Tens of thousands of protesters fanned out through the Thai capital's old quarter Saturday, reviving their campaign for new polls to replace a government they reject as undemocratic
Some 80,000 demonstrators seeking a new election gathered at eight points in Bangkok's historic heart and vowed to tear down barbed-wire barricades, prompting troops to pack up and leave in a bid to avoid clashes.
"We're at the point where this is it -- this is the breaking point," a protest leader, Nattawut Saikua, shouted to the crowd at what the protesters have called a "historic rally".
"If we lose, we will probably go to jail, if we win, then we get a democracy back," he said.
The fiery rhetoric represents a more confrontational approach by the movement, which backs twice-elected former premier Thaksin Shinawatra and has taken aim at the military and so-called bureaucratic elites it says conspired to overthrow him in 2006.
Thai Finance Minister Korn Chatikavanij said on Friday capital inflows into the Thai bourse should continue for the foreseeable future, although any escalation in political tension could trigger outflows.
The protests highlight a deepening divide in Southeast Asia's second-biggest economy which has made investors think twice about longer term expansion in Thailand.
Many believe the situation will only escalate, especially if a pro-Thaksin government wins the next election as is likely. Many investors are eyeing other, more stable countries.
The mostly rural protesters gathered in groups of thousands outside locations that included universities, Buddhist temples and a zoo, all of which were guarded by troops empowered by a tough internal security law to keep the "red shirts" at bay.
In response to threats, the army defiantly declared its troops were going nowhere.
"It's just not possible we will withdraw our forces," army spokesman Sansern Kaewkamnerd told Channel 3 television.
But minutes later, soldiers at several locations took down barricades and left.
"We have adjusted our troops to a more appropriate place.

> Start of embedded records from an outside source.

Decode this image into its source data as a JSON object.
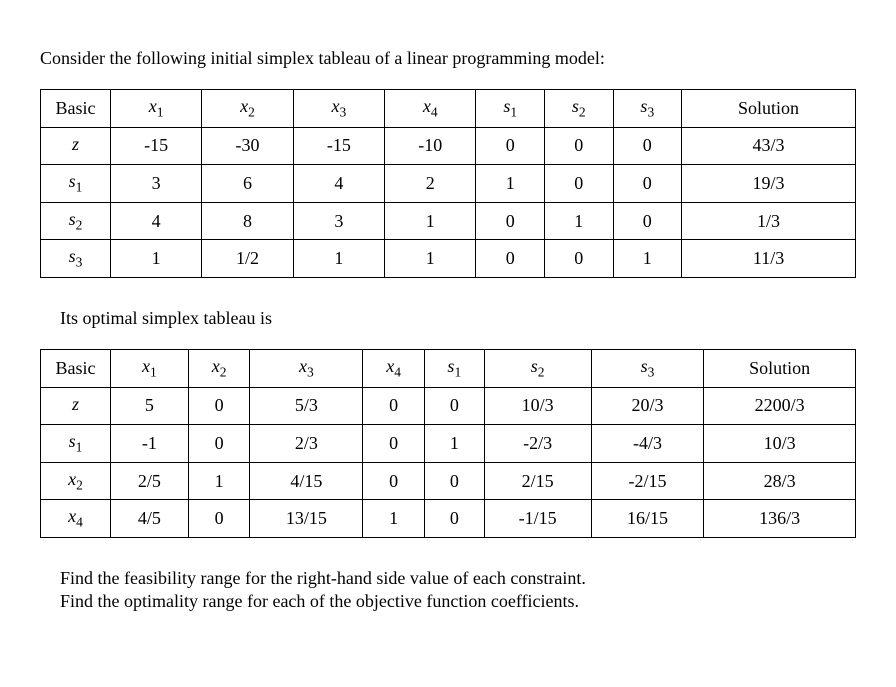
{
  "intro": "Consider the following initial simplex tableau of a linear programming model:",
  "subtitle": "Its optimal simplex tableau is",
  "headers": {
    "basic": "Basic",
    "x1_base": "x",
    "x1_sub": "1",
    "x2_base": "x",
    "x2_sub": "2",
    "x3_base": "x",
    "x3_sub": "3",
    "x4_base": "x",
    "x4_sub": "4",
    "s1_base": "s",
    "s1_sub": "1",
    "s2_base": "s",
    "s2_sub": "2",
    "s3_base": "s",
    "s3_sub": "3",
    "solution": "Solution"
  },
  "table1": {
    "rows": [
      {
        "label_base": "z",
        "label_sub": "",
        "x1": "-15",
        "x2": "-30",
        "x3": "-15",
        "x4": "-10",
        "s1": "0",
        "s2": "0",
        "s3": "0",
        "solution": "43/3"
      },
      {
        "label_base": "s",
        "label_sub": "1",
        "x1": "3",
        "x2": "6",
        "x3": "4",
        "x4": "2",
        "s1": "1",
        "s2": "0",
        "s3": "0",
        "solution": "19/3"
      },
      {
        "label_base": "s",
        "label_sub": "2",
        "x1": "4",
        "x2": "8",
        "x3": "3",
        "x4": "1",
        "s1": "0",
        "s2": "1",
        "s3": "0",
        "solution": "1/3"
      },
      {
        "label_base": "s",
        "label_sub": "3",
        "x1": "1",
        "x2": "1/2",
        "x3": "1",
        "x4": "1",
        "s1": "0",
        "s2": "0",
        "s3": "1",
        "solution": "11/3"
      }
    ]
  },
  "table2": {
    "rows": [
      {
        "label_base": "z",
        "label_sub": "",
        "x1": "5",
        "x2": "0",
        "x3": "5/3",
        "x4": "0",
        "s1": "0",
        "s2": "10/3",
        "s3": "20/3",
        "solution": "2200/3"
      },
      {
        "label_base": "s",
        "label_sub": "1",
        "x1": "-1",
        "x2": "0",
        "x3": "2/3",
        "x4": "0",
        "s1": "1",
        "s2": "-2/3",
        "s3": "-4/3",
        "solution": "10/3"
      },
      {
        "label_base": "x",
        "label_sub": "2",
        "x1": "2/5",
        "x2": "1",
        "x3": "4/15",
        "x4": "0",
        "s1": "0",
        "s2": "2/15",
        "s3": "-2/15",
        "solution": "28/3"
      },
      {
        "label_base": "x",
        "label_sub": "4",
        "x1": "4/5",
        "x2": "0",
        "x3": "13/15",
        "x4": "1",
        "s1": "0",
        "s2": "-1/15",
        "s3": "16/15",
        "solution": "136/3"
      }
    ]
  },
  "questions": {
    "q1": "Find the feasibility range for the right-hand side value of each constraint.",
    "q2": "Find the optimality range for each of the objective function coefficients."
  },
  "chart_data": [
    {
      "type": "table",
      "title": "Initial simplex tableau",
      "columns": [
        "Basic",
        "x1",
        "x2",
        "x3",
        "x4",
        "s1",
        "s2",
        "s3",
        "Solution"
      ],
      "rows": [
        [
          "z",
          -15,
          -30,
          -15,
          -10,
          0,
          0,
          0,
          "43/3"
        ],
        [
          "s1",
          3,
          6,
          4,
          2,
          1,
          0,
          0,
          "19/3"
        ],
        [
          "s2",
          4,
          8,
          3,
          1,
          0,
          1,
          0,
          "1/3"
        ],
        [
          "s3",
          1,
          "1/2",
          1,
          1,
          0,
          0,
          1,
          "11/3"
        ]
      ]
    },
    {
      "type": "table",
      "title": "Optimal simplex tableau",
      "columns": [
        "Basic",
        "x1",
        "x2",
        "x3",
        "x4",
        "s1",
        "s2",
        "s3",
        "Solution"
      ],
      "rows": [
        [
          "z",
          5,
          0,
          "5/3",
          0,
          0,
          "10/3",
          "20/3",
          "2200/3"
        ],
        [
          "s1",
          -1,
          0,
          "2/3",
          0,
          1,
          "-2/3",
          "-4/3",
          "10/3"
        ],
        [
          "x2",
          "2/5",
          1,
          "4/15",
          0,
          0,
          "2/15",
          "-2/15",
          "28/3"
        ],
        [
          "x4",
          "4/5",
          0,
          "13/15",
          1,
          0,
          "-1/15",
          "16/15",
          "136/3"
        ]
      ]
    }
  ]
}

We're doing this to avoid any confrontation and to reduce the tensions," Sansern later told Modern Nine television.
A military crackdown on protesters in Bangkok almost a year ago led to Thailand's worst street violence in 17 years, which prompted sovereign credit ratings downgrades and earned the "red shirts" a reputation as thugs hired by Thaksin.
The army's latest response highlights simmering tensions in Bangkok as Abhisit continues to frustrate the "red shirts" by refusing to dissolve parliament and setting "unacceptable" pre-conditions for dialogue.
A small bomb exploded near the city's customs department, far from the protest site, early on Saturday, the latest in a slew of mysterious blasts and grenade attacks that have caused minimal damage but kept the city on edge.
Abhisit left a meeting of his Democrat Party in the seaside town of Hua Hin by helicopter on Saturday to return to a military base in the capital, where he has spent most of the past two weeks.